Emsal Mahkeme Kararı İstanbul Bölge Adliye Mahkemesi 17. Hukuk Dairesi 2019/615 E. 2019/877 K. 09.05.2019 T.

Görüntülediğiniz mahkeme kararı kesinleşmiş bir karardır.

T.C.
İSTANBUL
BÖLGE ADLİYE MAHKEMESİ
17. HUKUK DAİRESİ
DOSYA NO: 2019/615 Esas
KARAR NO : 2019/877
T Ü R K M İ L L E T İ A D I N A
İ S T İ N A F K A R A R I
İNCELENEN KARARIN
MAHKEMESİ: BAKIRKÖY 5. ASLİYE TİCARET MAHKEMESİ
TARİHİ : 29/11/2018
NUMARASI : 2017/296 2018/1339
DAVA : KOOPERATİF ÜYELİĞİNDEN İHRAÇ KARARININ İPTALİ
KARAR TARİHİ: 09/05/2019
6100 Sayılı Hukuk Muhakemeleri Kanunu’nun 353. Maddesi uyarınca dosya incelendi,
GEREĞİ DÜŞÜNÜLDÜ: DAVA:Davacı vekili dava dilekçesi ile; Davalı … olarak müvekkil adına tahsisli dükkanlara tekabül eden 785, 2674, 2909, 2909/1 ve 4036 nolu paylara bağlı koop. Üyeliği yönünden hile ve sahtecilik ile alınan ihraç kararının yok hükmünde olduğu ve kararına rağmen ödemelerin kabulü ile üyeliğin devamının kooperatifçe benimsenmesine devam edildiğinden, üyelikten ihraç kararının iptali ile davacının üyeliğinin tespitini karar verilmesini, davacıya tahsis edilen her bir dükkan için davalı koop. Fazladan ödenen bedellerin tespiti ile davalı kooperatife yapılan fazla ödemeler nendeniyle belirsiz alacak davası olarak şimdilik davalılardan müştereken ve mütelselsilen 1.000,00-TL’nin tahsiline, 5.000,00-TL manevi tazminatın haksız fiilin gerçekleştiği sahte işlemi tarihinden itibaren ticari avans faizi ile birlikte davalı … ve … tahsiline, her bir dükkan yönünden, mahrum kalınan kullama bedeli olarak şimdilik, 1.000,00TLnın olay tarihinden itibarin ticari avans faizi ile birlikte davalılardan müştereken müteselsilen tahsiline karar verilmesini talep ve dava etmiştir.
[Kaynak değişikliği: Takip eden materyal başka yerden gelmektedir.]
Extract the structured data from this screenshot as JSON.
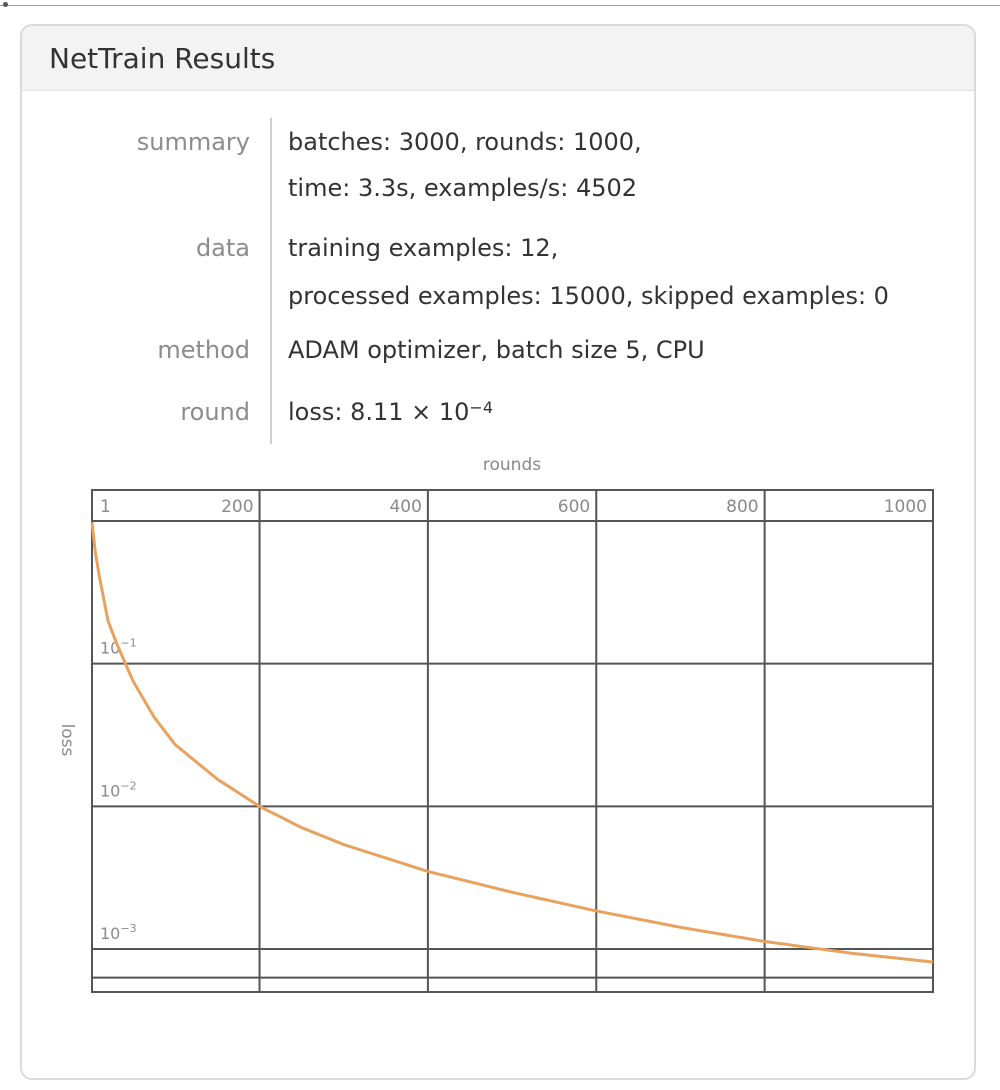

CEVAP: Davalı … vekili 30/12/2014 havale tarihli cevap dilekçesinde özetle; Müvekkili yönünden davalı …. Temsilcisi, yöneticisi veya denetçisi sıfatı hiçbir zaman olmadığından, davanın husumet nedeniyle reddine, kooperatif üyeliğinden çıkarma nedeniyle 3 aylık hak düşürücü süre geçirildiğinden, diğer talep ve iddiları bakımından zaman aşımı süresi geçtiğinden taleplerinin ve davanın reddine karar verilmesini talep etmiştir.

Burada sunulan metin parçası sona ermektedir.